Ran 30s of RoM earlier today. I could sum up the feelings it evokes as “forget what you think you know”. Which brings on the deeper understanding that knowledge is fluid, you never know the whole picture.
I need to return to IFS again and my parts work. I’m realizing direct work on beliefs doesn’t work for me. Those beliefs are upheld for a reason. I can say yes I would like to let go of these limitations while simultaneously feeling that no I don’t. I thought one was more true than the other but what I’m seeing is they both simultaneously exist.
The interesting thing is I stopped doing IFS for a bit because the concept of having a dysregulated system didn’t sit well with me. I didn’t like that parts had more control over my life and I couldn’t willpower it away. In hindsight this is another part that thinks the best way to guarantee safety is by controlling everything.

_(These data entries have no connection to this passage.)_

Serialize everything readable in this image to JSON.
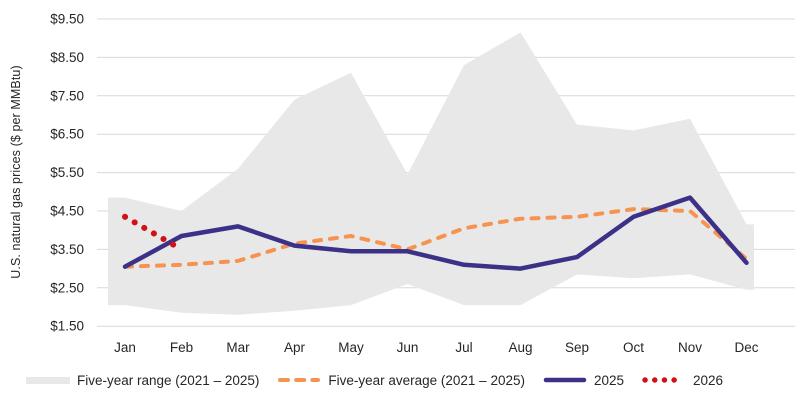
{
  "chart_data": {
    "type": "line",
    "title": "",
    "ylabel": "U.S. natural gas prices ($ per MMBtu)",
    "xlabel": "",
    "categories": [
      "Jan",
      "Feb",
      "Mar",
      "Apr",
      "May",
      "Jun",
      "Jul",
      "Aug",
      "Sep",
      "Oct",
      "Nov",
      "Dec"
    ],
    "ylim": [
      1.5,
      9.5
    ],
    "ytick_step": 1.0,
    "yticks": [
      "$9.50",
      "$8.50",
      "$7.50",
      "$6.50",
      "$5.50",
      "$4.50",
      "$3.50",
      "$2.50",
      "$1.50"
    ],
    "grid": true,
    "legend_position": "bottom",
    "colors": {
      "grid": "#d9d9d9",
      "text": "#262626",
      "background": "#ffffff"
    },
    "series": [
      {
        "name": "Five-year range (2021 – 2025)",
        "type": "band",
        "color": "#e8e8e8",
        "upper": [
          4.85,
          4.5,
          5.6,
          7.4,
          8.1,
          5.45,
          8.3,
          9.15,
          6.75,
          6.6,
          6.9,
          4.15
        ],
        "lower": [
          2.05,
          1.85,
          1.8,
          1.9,
          2.05,
          2.6,
          2.05,
          2.05,
          2.85,
          2.75,
          2.85,
          2.45
        ]
      },
      {
        "name": "Five-year average (2021 – 2025)",
        "type": "line",
        "style": "dashed",
        "color": "#f79350",
        "values": [
          3.05,
          3.1,
          3.2,
          3.65,
          3.85,
          3.5,
          4.05,
          4.3,
          4.35,
          4.55,
          4.5,
          3.25
        ]
      },
      {
        "name": "2025",
        "type": "line",
        "style": "solid",
        "color": "#3b3187",
        "values": [
          3.05,
          3.85,
          4.1,
          3.6,
          3.45,
          3.45,
          3.1,
          3.0,
          3.3,
          4.35,
          4.85,
          3.15
        ]
      },
      {
        "name": "2026",
        "type": "line",
        "style": "dotted",
        "color": "#d01116",
        "values": [
          4.35,
          3.5
        ]
      }
    ]
  }
}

I’m like why am I having so much trouble finding a job? And duh, I don’t want one. Aside from ending up homeless there’s no strong force there pulling me towards it. And that’s what I fight with every day.
So this week, no more spinning my wheels externally. I have time, I have quiet, I have no bullshit in my life. All the shoulds of modern society can go away while I figure things out for myself. The truth is I don’t want to go back into any of it. And until all parts of me understand the benefits of it I’m going to be fighting all the time to get myself to do something that deep down I don’t want. Only overcoming that via shame, fear, or guilt if I’m not in alignment and I’ve done plenty of that in my life to know those three are toxic motivators.